Currency speculators move in on cedi

As widely expected by financial markets analysts, currency trading speculators are increasingly taking trading positions against the cedi in an effort to reap quick profits from the national currency’s ongoing sharp depreciation. Despite the unexpected rebound of the cedi towards the end of last week – the currency gained some three percent against the United States dollar on Thursday, taking the local foreign exchange market by surprise – investors who took up dollar positions at the start of 2019 are still better off now that their counterparts who invested in any other type of financial instrument at the time.

Even with last week’s surprise appreciation, the cedi had lost 4.7 percent against the dollar by the end of the week. Since the beginning of this year, the Ghana Stock Exchange composite index has declined by 4.58 percent while its financial index has fallen by 0.33 percent. This puts the returns on dollar holdings well ahead of weighted average returns on a portfolio of listed equities.

Similarly, annualized yields on government treasury securities currently range between 14.71 percent for 91 day treasury bills and about 21 percent for seven year treasury bonds. These fall well short of the current annualized returns of 24.5 percent on dollar holdings derived currently from the cedi’s depreciation. Even corporate bonds – such as the medium term notes issued by AFB Ghana and traded on the Ghana Alternative Stock Exchange {GAX) currently offer yields of between 22 and 24 percent do not quite match the yields accruing to currency speculators. Indeed, until the cedi’s sudden partial recovery during the last two days of last week, annualized yields for dollar holdings was some 40 percent.

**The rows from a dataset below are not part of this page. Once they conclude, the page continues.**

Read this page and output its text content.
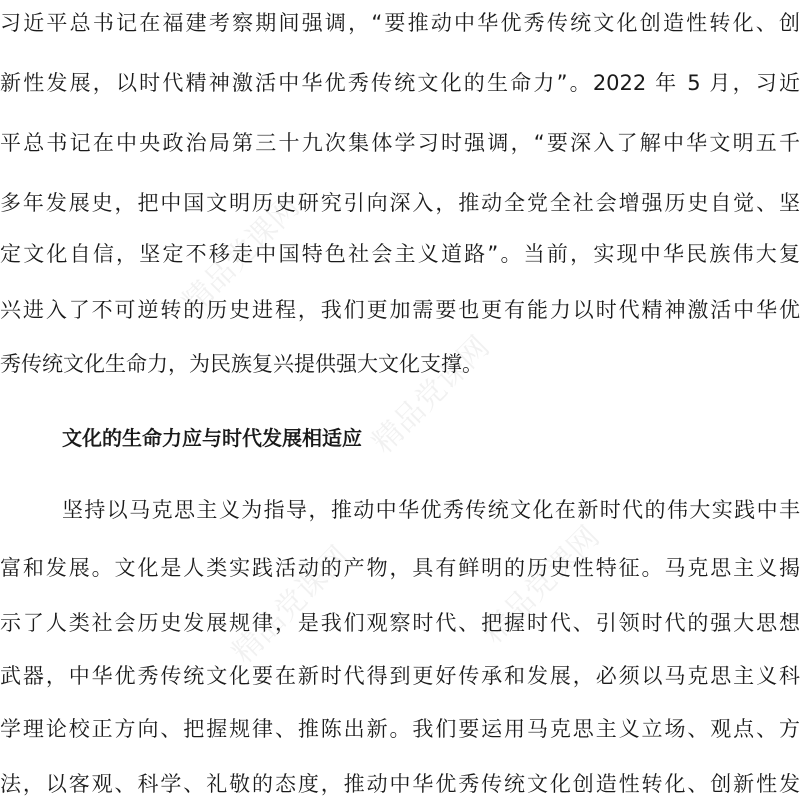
精品党课网
精品党课网
精品党课网	精品党课网
习近平总书记在福建考察期间强调，“要推动中华优秀传统文化创造性转化、创
新性发展，以时代精神激活中华优秀传统文化的生命力”。2022 年 5 月，习近
平总书记在中央政治局第三十九次集体学习时强调，“要深入了解中华文明五千
多年发展史，把中国文明历史研究引向深入，推动全党全社会增强历史自觉、坚
定文化自信，坚定不移走中国特色社会主义道路”。当前，实现中华民族伟大复
兴进入了不可逆转的历史进程，我们更加需要也更有能力以时代精神激活中华优
秀传统文化生命力，为民族复兴提供强大文化支撑。
文化的生命力应与时代发展相适应
坚持以马克思主义为指导，推动中华优秀传统文化在新时代的伟大实践中丰
富和发展。文化是人类实践活动的产物，具有鲜明的历史性特征。马克思主义揭
示了人类社会历史发展规律，是我们观察时代、把握时代、引领时代的强大思想
武器，中华优秀传统文化要在新时代得到更好传承和发展，必须以马克思主义科
学理论校正方向、把握规律、推陈出新。我们要运用马克思主义立场、观点、方
法，以客观、科学、礼敬的态度，推动中华优秀传统文化创造性转化、创新性发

Currency speculators are consequently investing in dollar holdings, and to a much lesser extent other major international trading currencies, particularly euros. Unfortunately, such speculative trading is self-fulfilling in that it accelerates the depreciation which thus justifies the investment in currencies in the first place.

Fully aware of the threat this poses to the cedi exchange rate and consequently inflation, the Bank of Ghana is taking steps to curtail speculative demand for forex even as it collaborates with government itself to increase both gross international reserves and supply of foreign currencies on the local forex market, both of which aim to bolster confidence in the cedi going forward and thus stem rising bid prices.

In late February, the BoG issued a new directive aimed at tightening reporting requirements for forex trading and tightening trading margins. The first seeks to prevent trading for sheer speculative purposes and the other seeks to reduce the profitability of forex trading merely for profit. The central bank is also seeking to increase its foreign reserves by US$850 million to enhance confidence on the local forex market and to enable more direct market intervention in the form of enhanced supply of forex on the market to prop up the exchange rate.

Government itself is scrambling to imminently issue up to US$3 billion in Eurobonds. It has also negotiated a US$750 million short term loan from two international banks to give the local forex market immediate enhanced liquidity ahead of the Eurobond issuance which will provide the monies to amortize the syndicated bridging finance facility. Government is also looking to draw down the US$300 million, minor cocoa crop season component of this season’s annual cocoa receivables backed syndicated loan as well as the US$647 million first tranche of the US$2 billion bauxite backed infrastructure development facility negotiated with China’s Sinohydro Corporation. Add to all these the final US$200 million tranche of the US$918 million in balance of payments support being received from the International Monetary Fund.

Both government and BoG officials privately admit that their sense of urgency in propping up the local forex market is heightened further by the fear of increased speculative trading.

In 2014 and 2015, speculative trading was a major factor behind the cedi’s sharp depreciation of some 30 percent in the first half of each of those two years although in each year the cedi clawed back much of its lost value during the second half of the year as forex traders sold dollars to take profits.

The situation this year though is different for two opposing reasons. On the upside, Ghana has, since late 2016, been making sustained trade surpluses, brought about largely by increased oil exports and reduced petroleum imports, much of the light crude oil imported for power generation having been replaced by locally sourced natural gas. This has given the cedi more fundamental economic strength than the last time speculation by currency traders fueled cedi depreciation.

On the downside however, Ghana is now suffering severe net outflows from its capital and financial account because of dis-investment by foreign portfolio investors in government’s debt securities. The previous period of speculative trading driven cedi depreciation was ameliorated by the net portfolio investment inflows being enjoyed by Ghana at the time.